Зачем ему столько? Что он с ними делать собирается – торговать, что ли? Шести штук с него хватит, а то у каждого свой собственный склад, – он подписал одним росчерком. – А это что?

Это для Матусенко.

Ампиров с минуту изучал список.

Передайте Матусенко, что детали для телевизоров продаются в магазине на Горяинском. Пусть пойдет и купит за свои денежки, если ему так надо для его бизнеса. Нечего промышлять за счет кафедры, – он вернул ей бумагу без подписи. – У вас все?

Все, – ответила Надя и направилась к двери.

А вы с чем? – обратился он к мужчине лет сорока, который держал подмышкой толстую кожаную папку.

На нашу стройку привезли трубы немножко не того типа, что мы заказывали.

А чем эти хуже?

Ничем, только лучше. Но они чуть дороже.

А в смету укладываемся?

Пока что резерв есть. Но если и дальше так пойдет…

С этим – к прорабу. Тугун – специалист грамотный. Узнайте его мнение, потом мне скажете.

Да я только от Тугуна. Он к вам меня послал.

Скажите – на его усмотрение. Теперь все?

Все, Валентин Аркадьевич.

Будьте здоровы. А вы насчет чего? – спросил он высокого парня в очках с тонкой, почти невидимой оправой.

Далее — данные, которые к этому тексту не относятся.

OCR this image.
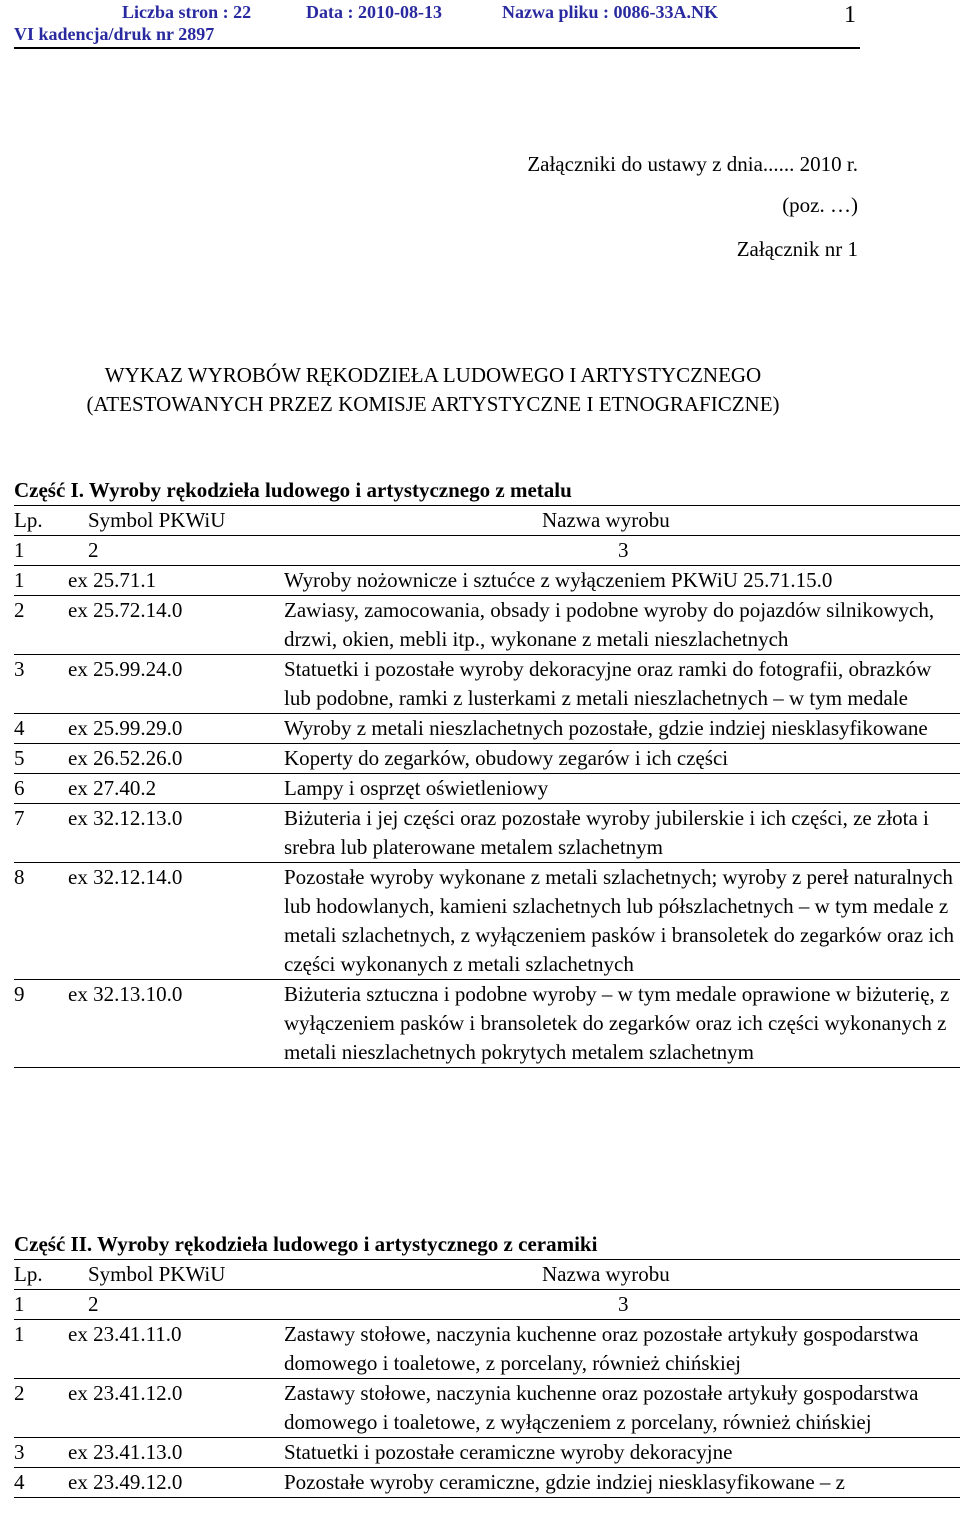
Liczba stron : 22	Data : 2010-08-13	Nazwa pliku : 0086-33A.NK
VI kadencja/druk nr 2897
1
Załączniki do ustawy z dnia...... 2010 r.
(poz. …)
Załącznik nr 1
WYKAZ WYROBÓW RĘKODZIEŁA LUDOWEGO I ARTYSTYCZNEGO
(ATESTOWANYCH PRZEZ KOMISJE ARTYSTYCZNE I ETNOGRAFICZNE)
Część I. Wyroby rękodzieła ludowego i artystycznego z metalu
Lp.	Symbol PKWiU	Nazwa wyrobu
1	2	3
1	ex 25.71.1	Wyroby nożownicze i sztućce z wyłączeniem PKWiU 25.71.15.0
2	ex 25.72.14.0	Zawiasy, zamocowania, obsady i podobne wyroby do pojazdów silnikowych, drzwi, okien, mebli itp., wykonane z metali nieszlachetnych
3	ex 25.99.24.0	Statuetki i pozostałe wyroby dekoracyjne oraz ramki do fotografii, obrazków lub podobne, ramki z lusterkami z metali nieszlachetnych – w tym medale
4	ex 25.99.29.0	Wyroby z metali nieszlachetnych pozostałe, gdzie indziej niesklasyfikowane
5	ex 26.52.26.0	Koperty do zegarków, obudowy zegarów i ich części
6	ex 27.40.2	Lampy i osprzęt oświetleniowy
7	ex 32.12.13.0	Biżuteria i jej części oraz pozostałe wyroby jubilerskie i ich części, ze złota i srebra lub platerowane metalem szlachetnym
8	ex 32.12.14.0	Pozostałe wyroby wykonane z metali szlachetnych; wyroby z pereł naturalnych lub hodowlanych, kamieni szlachetnych lub półszlachetnych – w tym medale z metali szlachetnych, z wyłączeniem pasków i bransoletek do zegarków oraz ich części wykonanych z metali szlachetnych
9	ex 32.13.10.0	Biżuteria sztuczna i podobne wyroby – w tym medale oprawione w biżuterię, z wyłączeniem pasków i bransoletek do zegarków oraz ich części wykonanych z metali nieszlachetnych pokrytych metalem szlachetnym
Część II. Wyroby rękodzieła ludowego i artystycznego z ceramiki
Lp.	Symbol PKWiU	Nazwa wyrobu
1	2	3
1	ex 23.41.11.0	Zastawy stołowe, naczynia kuchenne oraz pozostałe artykuły gospodarstwa domowego i toaletowe, z porcelany, również chińskiej
2	ex 23.41.12.0	Zastawy stołowe, naczynia kuchenne oraz pozostałe artykuły gospodarstwa domowego i toaletowe, z wyłączeniem z porcelany, również chińskiej
3	ex 23.41.13.0	Statuetki i pozostałe ceramiczne wyroby dekoracyjne
4	ex 23.49.12.0	Pozostałe wyroby ceramiczne, gdzie indziej niesklasyfikowane – z
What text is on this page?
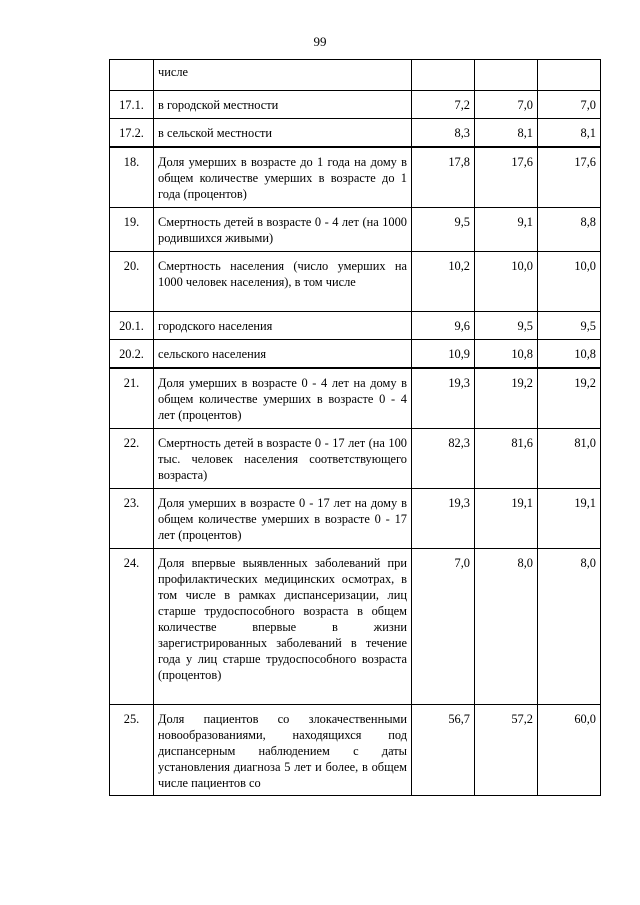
99
	числе			
17.1.	в городской местности	7,2	7,0	7,0
17.2.	в сельской местности	8,3	8,1	8,1
18.	Доля умерших в возрасте до 1 года на дому в общем количестве умерших в возрасте до 1 года (процентов)	17,8	17,6	17,6
19.	Смертность детей в возрасте 0 - 4 лет (на 1000 родившихся живыми)	9,5	9,1	8,8
20.	Смертность населения (число умерших на 1000 человек населения), в том числе	10,2	10,0	10,0
20.1.	городского населения	9,6	9,5	9,5
20.2.	сельского населения	10,9	10,8	10,8
21.	Доля умерших в возрасте 0 - 4 лет на дому в общем количестве умерших в возрасте 0 - 4 лет (процентов)	19,3	19,2	19,2
22.	Смертность детей в возрасте 0 - 17 лет (на 100 тыс. человек населения соответствующего возраста)	82,3	81,6	81,0
23.	Доля умерших в возрасте 0 - 17 лет на дому в общем количестве умерших в возрасте 0 - 17 лет (процентов)	19,3	19,1	19,1
24.	Доля впервые выявленных заболеваний при профилактических медицинских осмотрах, в том числе в рамках диспансеризации, лиц старше трудоспособного возраста в общем количестве впервые в жизни зарегистрированных заболеваний в течение года у лиц старше трудоспособного возраста (процентов)	7,0	8,0	8,0
25.	Доля пациентов со злокачественными новообразованиями, находящихся под диспансерным наблюдением с даты установления диагноза 5 лет и более, в общем числе пациентов со	56,7	57,2	60,0
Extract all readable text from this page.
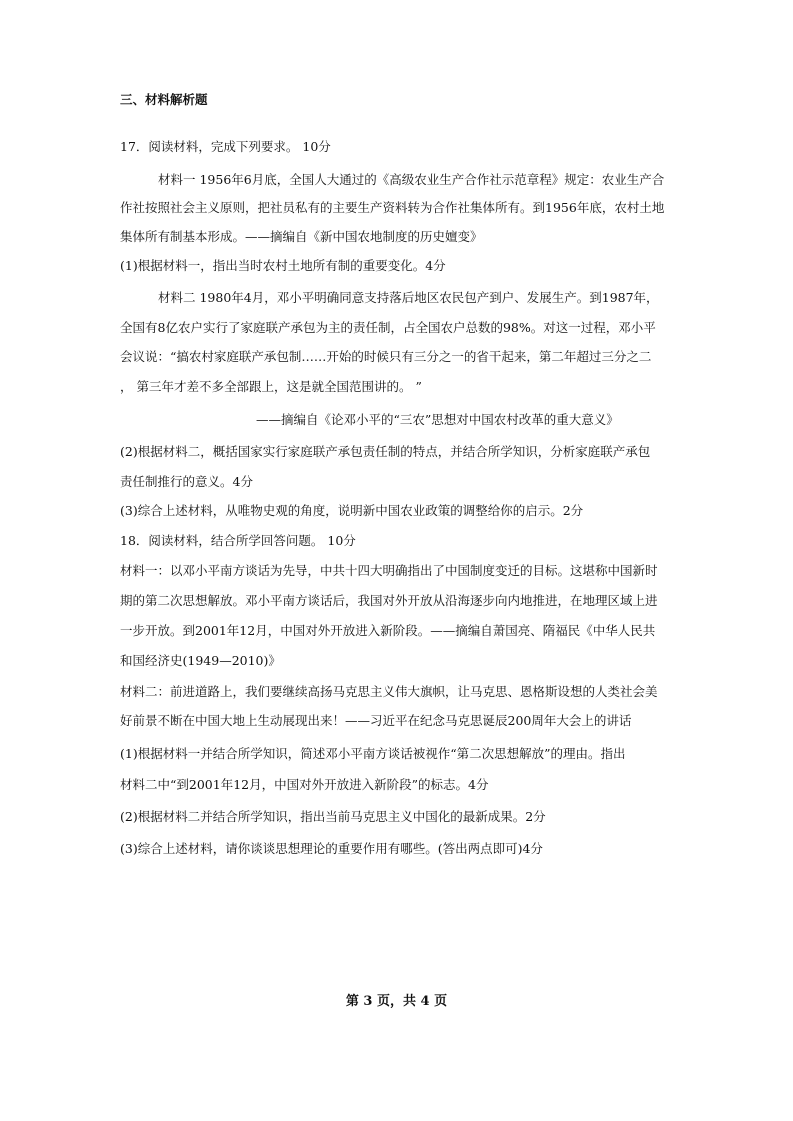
三、材料解析题
17．阅读材料，完成下列要求。 10分
材料一 1956年6月底，全国人大通过的《高级农业生产合作社示范章程》规定：农业生产合
作社按照社会主义原则，把社员私有的主要生产资料转为合作社集体所有。到1956年底，农村土地
集体所有制基本形成。——摘编自《新中国农地制度的历史嬗变》
(1)根据材料一，指出当时农村土地所有制的重要变化。4分
材料二 1980年4月，邓小平明确同意支持落后地区农民包产到户、发展生产。到1987年，
全国有8亿农户实行了家庭联产承包为主的责任制，占全国农户总数的98%。对这一过程，邓小平
会议说：“搞农村家庭联产承包制……开始的时候只有三分之一的省干起来，第二年超过三分之二
， 第三年才差不多全部跟上，这是就全国范围讲的。 ”
——摘编自《论邓小平的“三农”思想对中国农村改革的重大意义》
(2)根据材料二，概括国家实行家庭联产承包责任制的特点，并结合所学知识，分析家庭联产承包
责任制推行的意义。4分
(3)综合上述材料，从唯物史观的角度，说明新中国农业政策的调整给你的启示。2分
18．阅读材料，结合所学回答问题。 10分
材料一：以邓小平南方谈话为先导，中共十四大明确指出了中国制度变迁的目标。这堪称中国新时
期的第二次思想解放。邓小平南方谈话后，我国对外开放从沿海逐步向内地推进，在地理区域上进
一步开放。到2001年12月，中国对外开放进入新阶段。——摘编自萧国亮、隋福民《中华人民共
和国经济史(1949—2010)》
材料二：前进道路上，我们要继续高扬马克思主义伟大旗帜，让马克思、恩格斯设想的人类社会美
好前景不断在中国大地上生动展现出来！——习近平在纪念马克思诞辰200周年大会上的讲话
(1)根据材料一并结合所学知识，简述邓小平南方谈话被视作“第二次思想解放”的理由。指出
材料二中“到2001年12月，中国对外开放进入新阶段”的标志。4分
(2)根据材料二并结合所学知识，指出当前马克思主义中国化的最新成果。2分
(3)综合上述材料，请你谈谈思想理论的重要作用有哪些。(答出两点即可)4分
第 3 页，共 4 页
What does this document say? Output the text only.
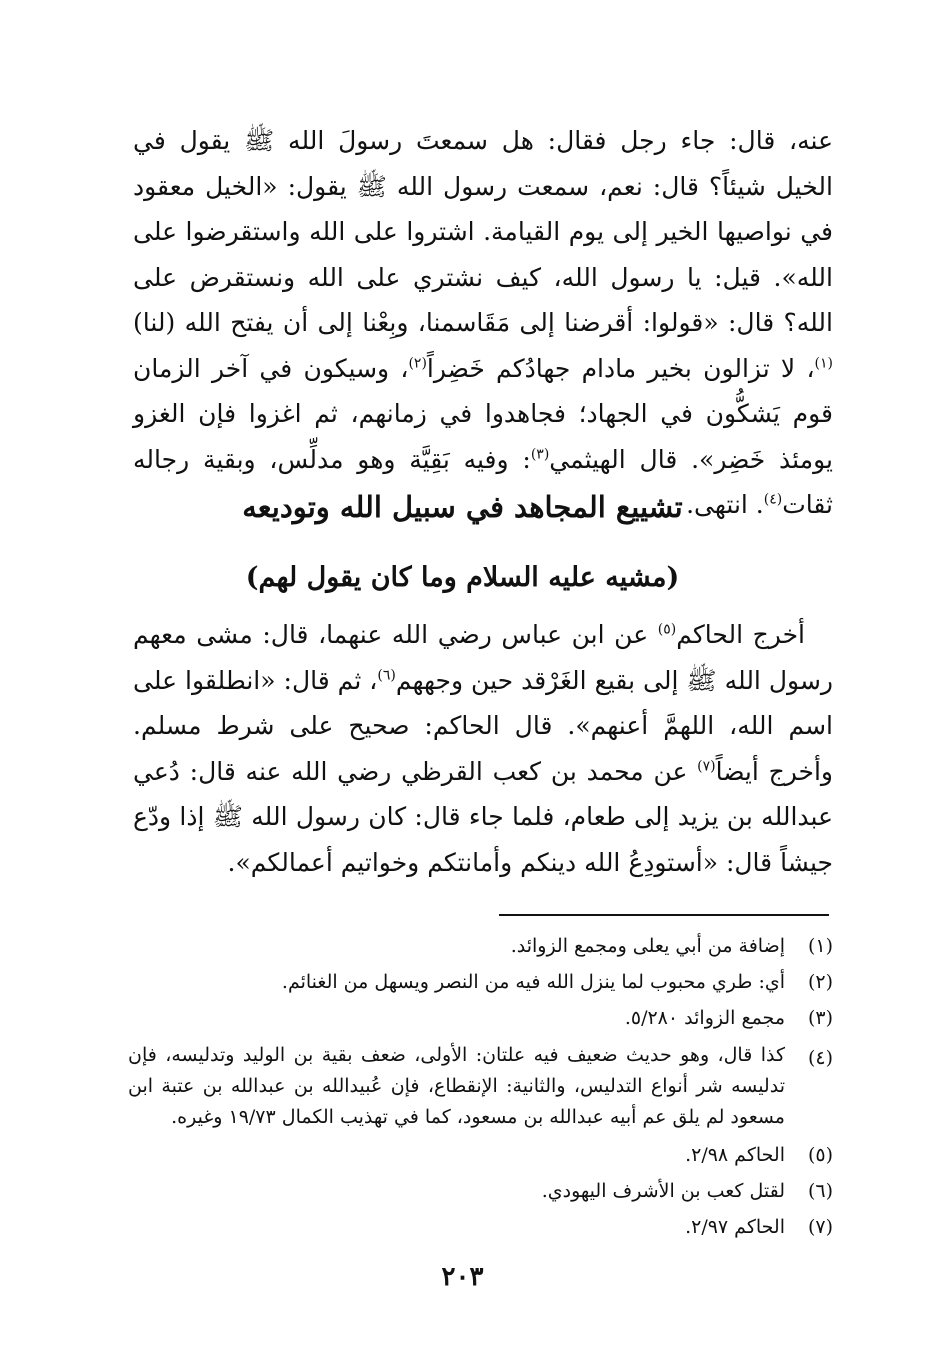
عنه، قال: جاء رجل فقال: هل سمعتَ رسولَ الله ﷺ يقول في الخيل شيئاً؟ قال: نعم، سمعت رسول الله ﷺ يقول: «الخيل معقود في نواصيها الخير إلى يوم القيامة. اشتروا على الله واستقرضوا على الله». قيل: يا رسول الله، كيف نشتري على الله ونستقرض على الله؟ قال: «قولوا: أقرضنا إلى مَقَاسمنا، وبِعْنا إلى أن يفتح الله (لنا)$^{(١)}$، لا تزالون بخير مادام جهادُكم خَضِراً$^{(٢)}$، وسيكون في آخر الزمان قوم يَشكُّون في الجهاد؛ فجاهدوا في زمانهم، ثم اغزوا فإن الغزو يومئذ خَضِر». قال الهيثمي$^{(٣)}$: وفيه بَقِيَّة وهو مدلِّس، وبقية رجاله ثقات$^{(٤)}$. انتهى.

تشييع المجاهد في سبيل الله وتوديعه
(مشيه عليه السلام وما كان يقول لهم)

أخرج الحاكم$^{(٥)}$ عن ابن عباس رضي الله عنهما، قال: مشى معهم رسول الله ﷺ إلى بقيع الغَرْقد حين وجههم$^{(٦)}$، ثم قال: «انطلقوا على اسم الله، اللهمَّ أعنهم». قال الحاكم: صحيح على شرط مسلم. وأخرج أيضاً$^{(٧)}$ عن محمد بن كعب القرظي رضي الله عنه قال: دُعي عبدالله بن يزيد إلى طعام، فلما جاء قال: كان رسول الله ﷺ إذا ودّع جيشاً قال: «أستودِعُ الله دينكم وأمانتكم وخواتيم أعمالكم».

(١)
إضافة من أبي يعلى ومجمع الزوائد.
(٢)
أي: طري محبوب لما ينزل الله فيه من النصر ويسهل من الغنائم.
(٣)
مجمع الزوائد ٥/٢٨٠.
(٤)
كذا قال، وهو حديث ضعيف فيه علتان: الأولى، ضعف بقية بن الوليد وتدليسه، فإن تدليسه شر أنواع التدليس، والثانية: الإنقطاع، فإن عُبيدالله بن عبدالله بن عتبة ابن مسعود لم يلق عم أبيه عبدالله بن مسعود، كما في تهذيب الكمال ١٩/٧٣ وغيره.
(٥)
الحاكم ٢/٩٨.
(٦)
لقتل كعب بن الأشرف اليهودي.
(٧)
الحاكم ٢/٩٧.
٢٠٣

Нам на полигон нужен сварочный аппарат. Вы в курсе?

У вас же есть сварочный аппарат. Недавно получили. Чем он вас не устраивает?

Он маломощный.

Ну и что же?

Ток слабоват. Медленно работает. Пока сделаешь один шов…

Так! Работайте пока на том, что есть. Я постараюсь позаботиться насчет этого. После Нового года. Финансовый год кончился. Главбух никаких бумаг не подписывает. Не спорю – законы идиотские, но не я их писал. Я всегда и всем повторяю, что если бы я был министром, я бы это положение отменил. Но, видимо, только поэтому меня туда не назначают. Все. Езжайте немедленно на полигон. Продукты пока есть?

С продуктами порядок. Но сварочный аппарат нам позарез нужен.

Неужели я неясно выразился? Зачем вы меня заставляете повторять только что сказанное? Я здесь не граммофоном работаю. Все! Завтра первой электричкой на полигон. И позаботьтесь о связи полигон – кафедра. Телефон ни к черту. Пусть там Збирный радиостанцию налаживает, а не отсыпается, как медведь в берлоге. Так ему и передайте дословно. До свидания!

До свидания, Валентин Аркадьевич! – молодой человек вышел из кабинета.

Ампиров, наконец, уселся за свой стол.

Так. Кажется, всех растолкал по своим углам. Детский сад, да и только! Всем нянька нужна! За каждым с ночным горшком ходить приходится! Когда они, наконец, повзрослеют? Садитесь, Элла. И вы тоже, – кивнул он мне.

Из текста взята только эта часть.